29
Dec/19

SURROUNDS: 11 INSTALLATIONS

29
Dec/19
(photo by twi-ny/mdr)

Sarah Sze’s Triple Point (Pendulum) is an architectural wonder (photo by twi-ny/mdr)

MoMA, Museum of Modern Art, sixth floor
11 West 53rd St. between Fifth & Sixth Aves.
Through January 4, $14-$25 (sixteen and under free)
212-708-9400
www.moma.org

The new MoMA is all about making the most of its collection via diversity, which is just what it does with “Surrounds: 11 Installations,” ten key twenty-first-century architectural works, and one from 1998, that have never been displayed at the museum before. The show includes work by living artists from America, Cuba, Germany, Japan, India, Brazil, and the Netherlands, taking up all of the sixth floor. Inspired by her love of nature as a child, Sheila Hicks’s Pillar of Inquiry / Supple Column, which is outside the gallery space, is composed of lushly colored thick strands of acrylic fiber that pour down through the ceiling of MoMA’s top floor, evoking a kind of rainbow beanstalk reaching into the heavens. Hito Steyerl compares climate change to the 2008 financial crisis in Liquidity Inc. in telling the story of former financial analyst Jacob Wood, who became a mixed-martial-arts fighter; viewers sit on torn judo mats, which Steyerl describes as a storm-ravaged raft, while watching DIY-style news reports that are hijacked by masked anarchists. Arthur Jafa’s APEX features eight-plus minutes of 841 fast-moving images focusing on black culture, from Tupac and Miles Davis to Mickey Mouse and Mick Jagger, set to electronic club beats.

(photo by twi-ny/mdr)

Sheila Hicks’s Pillar of Inquiry / Supple Column pours out from above — or reaches into the heavens (photo by twi-ny/mdr)

Sou Fujimoto’s Architecture Is Everywhere comprises dozens of miniature constructions made of common objects on small plinths with tiny little white figures on them. Twigs with a woman sitting on a bench and a man standing nearby are accompanied by the statement “The forest is always to me the archetype of architecture.” Screws with figures relaxing on top of them are joined by the words “Different heights are in fact different worlds.
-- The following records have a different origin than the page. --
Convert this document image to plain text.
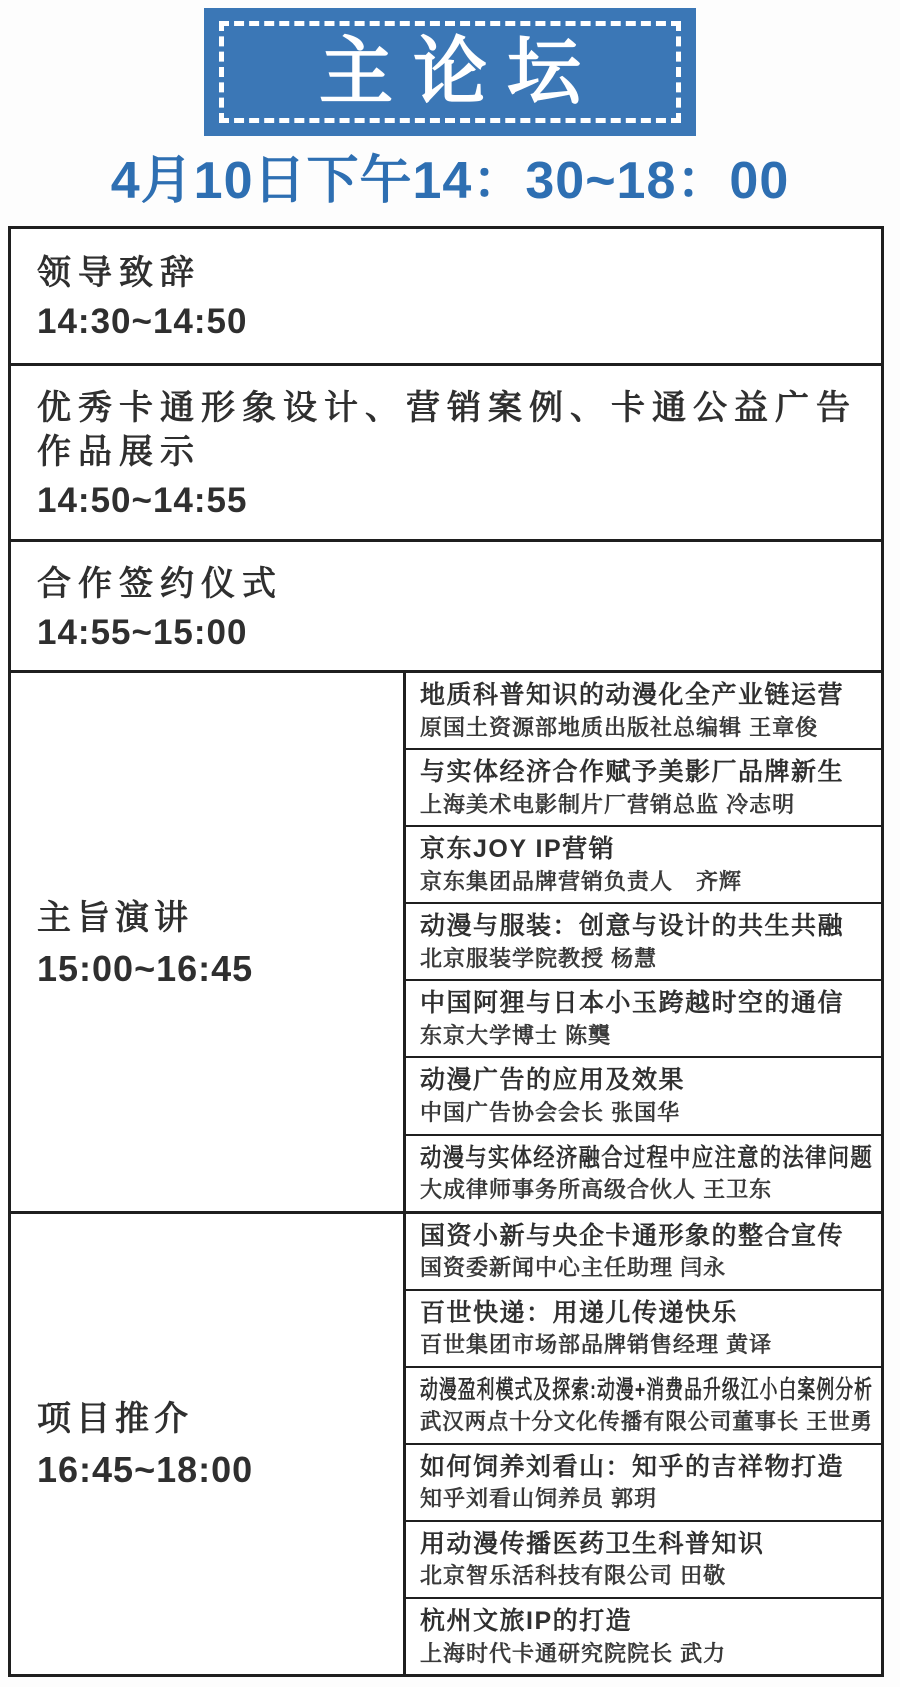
主论坛
4月10日下午14：30~18：00
领导致辞
14:30~14:50
优秀卡通形象设计、营销案例、卡通公益广告作品展示
14:50~14:55
合作签约仪式
14:55~15:00
主旨演讲
15:00~16:45
地质科普知识的动漫化全产业链运营
原国土资源部地质出版社总编辑 王章俊
与实体经济合作赋予美影厂品牌新生
上海美术电影制片厂营销总监 冷志明
京东JOY IP营销
京东集团品牌营销负责人　齐辉
动漫与服装：创意与设计的共生共融
北京服装学院教授 杨慧
中国阿狸与日本小玉跨越时空的通信
东京大学博士 陈龑
动漫广告的应用及效果
中国广告协会会长 张国华
动漫与实体经济融合过程中应注意的法律问题
大成律师事务所高级合伙人 王卫东
项目推介
16:45~18:00
国资小新与央企卡通形象的整合宣传
国资委新闻中心主任助理 闫永
百世快递：用递儿传递快乐
百世集团市场部品牌销售经理 黄译
动漫盈利模式及探索:动漫+消费品升级江小白案例分析
武汉两点十分文化传播有限公司董事长 王世勇
如何饲养刘看山：知乎的吉祥物打造
知乎刘看山饲养员 郭玥
用动漫传播医药卫生科普知识
北京智乐活科技有限公司 田敬
杭州文旅IP的打造
上海时代卡通研究院院长 武力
A new set of relationships between people.” Visitors contribute to Rivane Neuenschwander’s Work of Days merely by walking through a room of transparent adhesive contact sheets from her studio that collect dust from each of us. Press the button to start Janet Cardiff and George Bures Miller’s The Killing Machine, a kinetic sculpture, based in part on Franz Kafka’s “In the Penal Colony,” that transforms a dentist visit into an execution, with multiple television screens and a disco ball but no apparent victim.

(photo by twi-ny/mdr)

Two boy sopranos perform as part of Allora & Calzadilla’s Fault Lines in MoMA installation exhibition (photo by twi-ny/mdr)

Every hour on the hour between eleven and four, two boy sopranos enter Allora & Calzadilla’s Fault Lines and perform beautiful choral music composed by Guarionex Morales-Matos with confrontational words taken from major literary sources as the singers make their way through a room filled with stone sculptures. The exhibition, which also includes works by Sadie Benning, Mark Manders, and Dayanita Singh, concludes with Sarah Sze’s crowd-pleasing Triple Point (Pendulum), a delicate large-scale intimate circular environment of hundreds of objects, from books, rocks, photographs, and styrofoam cups to water bottles, cracker boxes, lamps, and levels. A tenuously attached pendulum swings from above, in danger of bringing the whole thing down like a wrecking ball, but it never quite makes contact with any of the detritus, which also evokes Sze’s studio. There’s an inviting opening at one side, but viewers know not to step inside this intricately created world, the title of which refers to water’s ability to exist in three states: ice, liquid, and steam. “Surrounds: 11 Installations” bodes well for what the new MoMA has in store.